PERU TOUR Pope Francis apologises for ‘slap in the face’ to sexual abuse victims
Lima: Pope Francis has apologised for insisting that victims of paedophile priests show “proof ” to be believed, saying he realised it was a “slap in the face” to victims that he never intended. But he doubled down on defending a Chilean bishop accused by victims of covering up for the country’s most notorious paedophile priest, and he repeated that anyone who makes such accusations without providing evidence is guilty of slander.
He issued the partial mea culpa as he returned home from Chile and Peru, where the clergy abuse scandal and his own comments about it plunged the Chilean church into renewed crisis and revived questions about whether Pope Francis “gets it” about abuse.

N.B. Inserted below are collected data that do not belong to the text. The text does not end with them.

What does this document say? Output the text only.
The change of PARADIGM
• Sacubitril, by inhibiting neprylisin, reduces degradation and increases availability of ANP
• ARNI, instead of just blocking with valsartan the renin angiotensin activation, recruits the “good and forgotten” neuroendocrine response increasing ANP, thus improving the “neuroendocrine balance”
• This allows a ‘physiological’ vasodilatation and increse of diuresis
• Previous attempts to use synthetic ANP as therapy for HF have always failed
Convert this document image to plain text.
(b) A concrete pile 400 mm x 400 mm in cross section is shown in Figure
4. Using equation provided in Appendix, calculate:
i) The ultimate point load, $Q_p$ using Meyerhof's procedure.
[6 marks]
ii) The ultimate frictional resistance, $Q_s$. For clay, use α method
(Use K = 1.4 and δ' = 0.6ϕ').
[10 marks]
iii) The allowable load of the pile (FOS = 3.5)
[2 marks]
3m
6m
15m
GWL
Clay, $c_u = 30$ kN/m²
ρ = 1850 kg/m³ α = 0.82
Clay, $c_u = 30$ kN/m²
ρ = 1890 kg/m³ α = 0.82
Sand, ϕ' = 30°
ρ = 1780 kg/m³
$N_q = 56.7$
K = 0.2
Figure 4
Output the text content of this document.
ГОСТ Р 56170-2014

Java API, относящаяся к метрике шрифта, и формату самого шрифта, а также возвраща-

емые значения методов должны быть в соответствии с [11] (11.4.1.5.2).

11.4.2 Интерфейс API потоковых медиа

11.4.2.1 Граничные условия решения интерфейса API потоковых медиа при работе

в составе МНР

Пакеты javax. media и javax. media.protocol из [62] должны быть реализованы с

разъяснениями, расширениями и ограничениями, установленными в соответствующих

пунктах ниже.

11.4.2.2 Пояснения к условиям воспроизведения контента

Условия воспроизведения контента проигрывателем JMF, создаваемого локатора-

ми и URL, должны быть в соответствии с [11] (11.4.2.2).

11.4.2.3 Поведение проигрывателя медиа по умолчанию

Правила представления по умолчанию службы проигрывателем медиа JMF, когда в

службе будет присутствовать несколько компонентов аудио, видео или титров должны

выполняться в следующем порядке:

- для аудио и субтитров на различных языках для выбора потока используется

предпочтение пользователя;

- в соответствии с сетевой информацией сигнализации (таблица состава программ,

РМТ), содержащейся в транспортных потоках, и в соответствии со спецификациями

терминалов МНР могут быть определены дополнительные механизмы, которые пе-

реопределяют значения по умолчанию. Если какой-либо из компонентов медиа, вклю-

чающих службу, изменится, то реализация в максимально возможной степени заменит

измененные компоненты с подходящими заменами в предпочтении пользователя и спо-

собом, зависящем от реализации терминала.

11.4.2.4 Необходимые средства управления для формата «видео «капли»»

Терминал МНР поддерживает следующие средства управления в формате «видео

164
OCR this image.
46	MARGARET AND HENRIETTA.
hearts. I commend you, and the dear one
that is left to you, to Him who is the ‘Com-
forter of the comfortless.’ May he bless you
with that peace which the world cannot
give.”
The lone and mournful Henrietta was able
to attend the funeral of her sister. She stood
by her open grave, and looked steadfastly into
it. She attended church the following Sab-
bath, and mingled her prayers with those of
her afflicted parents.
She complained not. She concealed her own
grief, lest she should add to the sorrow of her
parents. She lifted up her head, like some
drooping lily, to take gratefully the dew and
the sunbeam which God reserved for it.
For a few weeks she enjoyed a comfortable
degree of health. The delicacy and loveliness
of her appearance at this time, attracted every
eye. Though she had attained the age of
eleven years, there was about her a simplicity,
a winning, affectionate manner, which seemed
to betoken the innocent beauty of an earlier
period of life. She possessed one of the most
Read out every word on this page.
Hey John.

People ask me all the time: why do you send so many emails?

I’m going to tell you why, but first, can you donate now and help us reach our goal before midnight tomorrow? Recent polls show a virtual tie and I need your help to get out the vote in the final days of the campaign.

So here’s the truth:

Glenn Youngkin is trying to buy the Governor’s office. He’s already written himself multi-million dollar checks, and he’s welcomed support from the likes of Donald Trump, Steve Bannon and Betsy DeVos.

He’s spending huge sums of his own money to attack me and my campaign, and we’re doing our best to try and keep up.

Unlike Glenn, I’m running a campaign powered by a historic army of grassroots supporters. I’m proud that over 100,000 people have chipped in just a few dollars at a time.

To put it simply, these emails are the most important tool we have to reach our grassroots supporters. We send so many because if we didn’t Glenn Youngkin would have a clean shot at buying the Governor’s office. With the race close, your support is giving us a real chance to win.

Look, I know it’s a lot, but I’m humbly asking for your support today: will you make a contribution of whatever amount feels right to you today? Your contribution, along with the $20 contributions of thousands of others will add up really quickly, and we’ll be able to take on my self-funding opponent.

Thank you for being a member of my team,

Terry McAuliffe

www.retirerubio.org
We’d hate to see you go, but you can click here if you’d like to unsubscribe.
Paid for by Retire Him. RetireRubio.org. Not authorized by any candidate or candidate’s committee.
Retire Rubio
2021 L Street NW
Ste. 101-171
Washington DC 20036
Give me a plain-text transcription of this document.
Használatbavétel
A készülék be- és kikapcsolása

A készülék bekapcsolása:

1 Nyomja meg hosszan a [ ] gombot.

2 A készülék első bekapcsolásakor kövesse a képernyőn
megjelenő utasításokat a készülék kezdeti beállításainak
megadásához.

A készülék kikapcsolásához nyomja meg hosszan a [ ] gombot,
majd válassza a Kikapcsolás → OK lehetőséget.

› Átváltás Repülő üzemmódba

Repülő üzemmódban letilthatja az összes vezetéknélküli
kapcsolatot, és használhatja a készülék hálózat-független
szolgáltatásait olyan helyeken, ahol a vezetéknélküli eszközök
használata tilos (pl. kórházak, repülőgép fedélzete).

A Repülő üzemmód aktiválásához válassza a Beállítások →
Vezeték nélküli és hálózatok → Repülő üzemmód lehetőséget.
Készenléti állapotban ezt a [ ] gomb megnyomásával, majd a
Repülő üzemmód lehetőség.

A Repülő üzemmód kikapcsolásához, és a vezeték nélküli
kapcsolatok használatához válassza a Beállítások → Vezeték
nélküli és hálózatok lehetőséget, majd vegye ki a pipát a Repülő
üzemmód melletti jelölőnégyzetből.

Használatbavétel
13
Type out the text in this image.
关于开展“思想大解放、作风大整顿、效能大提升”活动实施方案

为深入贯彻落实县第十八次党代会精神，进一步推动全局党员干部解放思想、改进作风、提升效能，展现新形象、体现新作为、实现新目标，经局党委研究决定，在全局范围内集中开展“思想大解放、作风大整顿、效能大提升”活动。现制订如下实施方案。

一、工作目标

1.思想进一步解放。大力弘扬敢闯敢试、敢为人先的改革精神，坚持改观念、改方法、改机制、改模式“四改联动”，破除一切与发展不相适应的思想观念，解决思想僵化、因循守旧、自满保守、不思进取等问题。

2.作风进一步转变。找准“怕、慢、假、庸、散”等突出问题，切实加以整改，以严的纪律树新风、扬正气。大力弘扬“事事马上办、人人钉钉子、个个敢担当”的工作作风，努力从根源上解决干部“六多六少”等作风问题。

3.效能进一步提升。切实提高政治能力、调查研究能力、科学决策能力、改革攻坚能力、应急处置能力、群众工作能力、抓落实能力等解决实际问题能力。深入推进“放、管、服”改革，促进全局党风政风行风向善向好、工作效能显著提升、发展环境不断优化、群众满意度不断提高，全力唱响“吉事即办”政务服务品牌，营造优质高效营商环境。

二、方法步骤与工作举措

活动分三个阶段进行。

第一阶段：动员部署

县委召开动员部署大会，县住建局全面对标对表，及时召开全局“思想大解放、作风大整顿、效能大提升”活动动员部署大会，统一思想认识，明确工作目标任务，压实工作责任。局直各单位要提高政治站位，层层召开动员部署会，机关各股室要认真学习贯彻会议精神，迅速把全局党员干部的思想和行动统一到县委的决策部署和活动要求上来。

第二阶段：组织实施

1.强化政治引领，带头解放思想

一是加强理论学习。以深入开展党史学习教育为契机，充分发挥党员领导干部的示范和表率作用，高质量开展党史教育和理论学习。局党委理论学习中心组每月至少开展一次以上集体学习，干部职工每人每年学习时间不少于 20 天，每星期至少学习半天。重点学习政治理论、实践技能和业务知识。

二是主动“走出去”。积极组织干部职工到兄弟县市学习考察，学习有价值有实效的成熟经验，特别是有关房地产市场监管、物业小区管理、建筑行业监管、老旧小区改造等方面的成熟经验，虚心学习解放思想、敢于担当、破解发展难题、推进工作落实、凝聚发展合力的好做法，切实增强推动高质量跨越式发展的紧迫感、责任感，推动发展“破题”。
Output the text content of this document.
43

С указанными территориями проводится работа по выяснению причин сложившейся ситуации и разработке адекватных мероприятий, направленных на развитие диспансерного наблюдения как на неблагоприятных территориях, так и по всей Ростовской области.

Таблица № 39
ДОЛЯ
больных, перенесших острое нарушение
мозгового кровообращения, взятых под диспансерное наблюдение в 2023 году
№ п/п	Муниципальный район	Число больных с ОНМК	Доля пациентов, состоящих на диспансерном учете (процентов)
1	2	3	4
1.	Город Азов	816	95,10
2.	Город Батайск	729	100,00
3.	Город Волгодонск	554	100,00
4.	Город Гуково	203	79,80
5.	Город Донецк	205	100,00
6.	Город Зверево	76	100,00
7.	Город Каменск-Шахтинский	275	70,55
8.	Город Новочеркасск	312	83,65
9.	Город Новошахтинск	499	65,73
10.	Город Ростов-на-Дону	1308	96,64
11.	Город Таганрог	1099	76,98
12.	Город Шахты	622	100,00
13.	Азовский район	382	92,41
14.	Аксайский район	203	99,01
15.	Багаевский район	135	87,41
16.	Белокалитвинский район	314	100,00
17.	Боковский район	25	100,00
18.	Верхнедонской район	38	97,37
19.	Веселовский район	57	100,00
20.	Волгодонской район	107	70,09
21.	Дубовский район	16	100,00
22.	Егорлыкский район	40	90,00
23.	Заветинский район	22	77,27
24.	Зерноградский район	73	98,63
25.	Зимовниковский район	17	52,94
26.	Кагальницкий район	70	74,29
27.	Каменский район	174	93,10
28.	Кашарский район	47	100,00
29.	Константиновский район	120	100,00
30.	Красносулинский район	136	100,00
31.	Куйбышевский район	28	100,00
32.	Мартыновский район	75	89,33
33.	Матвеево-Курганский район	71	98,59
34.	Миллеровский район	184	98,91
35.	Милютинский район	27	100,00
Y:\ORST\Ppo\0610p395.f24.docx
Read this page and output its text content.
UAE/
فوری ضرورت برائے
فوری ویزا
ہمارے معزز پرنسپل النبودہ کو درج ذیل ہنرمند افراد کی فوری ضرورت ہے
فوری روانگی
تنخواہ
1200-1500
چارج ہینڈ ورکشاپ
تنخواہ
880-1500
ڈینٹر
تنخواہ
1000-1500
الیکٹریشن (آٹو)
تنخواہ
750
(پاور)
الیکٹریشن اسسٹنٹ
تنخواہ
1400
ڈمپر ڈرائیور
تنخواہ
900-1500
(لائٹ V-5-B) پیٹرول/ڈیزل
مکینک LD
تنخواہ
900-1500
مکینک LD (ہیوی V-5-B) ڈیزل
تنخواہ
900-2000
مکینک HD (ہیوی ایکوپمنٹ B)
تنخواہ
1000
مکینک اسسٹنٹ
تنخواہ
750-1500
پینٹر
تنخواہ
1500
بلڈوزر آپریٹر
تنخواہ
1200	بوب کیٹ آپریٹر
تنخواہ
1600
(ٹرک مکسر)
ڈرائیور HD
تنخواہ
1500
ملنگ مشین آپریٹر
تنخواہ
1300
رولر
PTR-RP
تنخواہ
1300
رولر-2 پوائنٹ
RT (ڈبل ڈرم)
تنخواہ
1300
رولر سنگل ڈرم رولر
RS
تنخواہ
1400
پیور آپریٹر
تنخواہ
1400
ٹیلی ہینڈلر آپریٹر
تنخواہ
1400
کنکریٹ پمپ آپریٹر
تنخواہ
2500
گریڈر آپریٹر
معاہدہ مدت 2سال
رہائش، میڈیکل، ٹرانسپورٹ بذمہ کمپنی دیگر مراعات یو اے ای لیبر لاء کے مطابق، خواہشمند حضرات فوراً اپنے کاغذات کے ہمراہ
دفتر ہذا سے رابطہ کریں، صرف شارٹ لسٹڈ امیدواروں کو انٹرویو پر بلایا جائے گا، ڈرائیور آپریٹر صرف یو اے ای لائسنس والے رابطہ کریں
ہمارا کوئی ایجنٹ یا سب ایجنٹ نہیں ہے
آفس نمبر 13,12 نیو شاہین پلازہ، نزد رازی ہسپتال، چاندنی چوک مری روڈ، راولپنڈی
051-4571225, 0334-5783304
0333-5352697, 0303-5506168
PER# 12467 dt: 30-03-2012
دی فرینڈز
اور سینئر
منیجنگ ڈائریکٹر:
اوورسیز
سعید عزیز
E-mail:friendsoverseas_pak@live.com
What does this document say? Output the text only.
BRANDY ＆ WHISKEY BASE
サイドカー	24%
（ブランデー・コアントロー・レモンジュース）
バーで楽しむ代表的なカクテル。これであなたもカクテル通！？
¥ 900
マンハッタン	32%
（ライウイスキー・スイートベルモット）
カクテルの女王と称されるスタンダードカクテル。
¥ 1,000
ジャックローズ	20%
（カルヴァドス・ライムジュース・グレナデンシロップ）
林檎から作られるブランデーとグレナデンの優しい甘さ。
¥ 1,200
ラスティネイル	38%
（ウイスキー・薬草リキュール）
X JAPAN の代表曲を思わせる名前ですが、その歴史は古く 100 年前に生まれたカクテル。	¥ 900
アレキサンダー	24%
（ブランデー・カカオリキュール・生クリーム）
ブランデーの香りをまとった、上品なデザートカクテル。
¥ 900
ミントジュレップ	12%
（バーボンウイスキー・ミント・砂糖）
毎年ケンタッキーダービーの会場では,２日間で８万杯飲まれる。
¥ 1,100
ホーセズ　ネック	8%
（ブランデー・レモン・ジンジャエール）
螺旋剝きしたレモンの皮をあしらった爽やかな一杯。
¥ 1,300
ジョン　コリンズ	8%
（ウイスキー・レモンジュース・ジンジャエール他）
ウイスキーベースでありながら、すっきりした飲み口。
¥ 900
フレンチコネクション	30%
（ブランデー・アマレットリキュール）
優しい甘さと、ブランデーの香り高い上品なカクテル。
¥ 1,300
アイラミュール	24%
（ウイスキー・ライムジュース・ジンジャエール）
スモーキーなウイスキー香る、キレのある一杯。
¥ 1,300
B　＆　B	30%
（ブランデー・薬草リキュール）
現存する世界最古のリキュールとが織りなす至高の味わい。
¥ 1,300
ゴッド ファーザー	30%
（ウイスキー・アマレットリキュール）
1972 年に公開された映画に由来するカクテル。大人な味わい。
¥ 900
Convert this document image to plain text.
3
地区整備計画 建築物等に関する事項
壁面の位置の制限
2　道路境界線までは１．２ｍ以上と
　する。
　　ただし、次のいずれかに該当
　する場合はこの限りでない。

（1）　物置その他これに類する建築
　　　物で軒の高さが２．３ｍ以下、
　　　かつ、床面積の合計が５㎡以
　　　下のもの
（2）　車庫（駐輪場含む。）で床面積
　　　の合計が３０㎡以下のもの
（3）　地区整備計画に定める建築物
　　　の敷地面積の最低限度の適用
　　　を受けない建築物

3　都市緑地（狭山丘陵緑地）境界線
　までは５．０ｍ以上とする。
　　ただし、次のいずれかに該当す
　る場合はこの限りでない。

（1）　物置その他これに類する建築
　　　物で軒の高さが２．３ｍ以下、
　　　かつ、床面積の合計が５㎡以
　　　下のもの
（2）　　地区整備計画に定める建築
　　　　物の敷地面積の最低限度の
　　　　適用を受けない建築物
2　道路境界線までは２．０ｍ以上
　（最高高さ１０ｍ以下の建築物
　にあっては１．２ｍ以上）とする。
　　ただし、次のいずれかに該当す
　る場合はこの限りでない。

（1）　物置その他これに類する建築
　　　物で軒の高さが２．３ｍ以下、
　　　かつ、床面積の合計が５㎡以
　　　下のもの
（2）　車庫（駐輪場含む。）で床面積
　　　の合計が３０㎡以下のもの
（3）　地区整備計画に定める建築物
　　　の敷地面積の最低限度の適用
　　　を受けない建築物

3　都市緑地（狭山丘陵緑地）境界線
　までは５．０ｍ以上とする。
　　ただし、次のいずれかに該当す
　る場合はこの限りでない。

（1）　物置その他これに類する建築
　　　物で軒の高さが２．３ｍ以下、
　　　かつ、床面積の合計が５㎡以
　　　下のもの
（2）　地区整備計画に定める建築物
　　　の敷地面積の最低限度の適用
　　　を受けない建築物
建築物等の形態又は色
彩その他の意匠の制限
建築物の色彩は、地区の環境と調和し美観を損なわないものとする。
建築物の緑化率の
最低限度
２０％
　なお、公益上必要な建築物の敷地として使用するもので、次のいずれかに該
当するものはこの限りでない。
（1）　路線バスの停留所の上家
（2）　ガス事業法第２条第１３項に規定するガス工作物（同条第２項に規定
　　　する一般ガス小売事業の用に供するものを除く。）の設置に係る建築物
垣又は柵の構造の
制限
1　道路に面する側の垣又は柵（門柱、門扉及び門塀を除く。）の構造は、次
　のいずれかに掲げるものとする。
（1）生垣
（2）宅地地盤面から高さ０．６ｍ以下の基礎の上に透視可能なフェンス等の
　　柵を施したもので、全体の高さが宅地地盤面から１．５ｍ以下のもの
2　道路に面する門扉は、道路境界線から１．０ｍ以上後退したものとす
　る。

The Pope insisted that to date no one had provided him with evidence that Bishop Juan Barros was complicit in keeping quiet about the perversions of the Reverend Fernando Karadima, the charismatic Chilean priest who was sanctioned by the Vatican in 2011 for molesting and fondling minors in his Santiago parish. Flying home from the most contested trip of his papacy, Pope Francis said Barros would remain bishop of Osorno, Chile as long as there is no evidence implicating him in the cover-up.
The victims have said for years that Barros, one of Karadima’s proteges, witnessed the abuse and did nothing to stop it. Barros denies the accusations.
Pope Francis acknowledged that he misspoke when he said he needed to see “proof ” to believe the accusations, saying it was a legal term that he didn’t intend. He corrected himself and used the term “evidence”, instead, which he said could include testimony.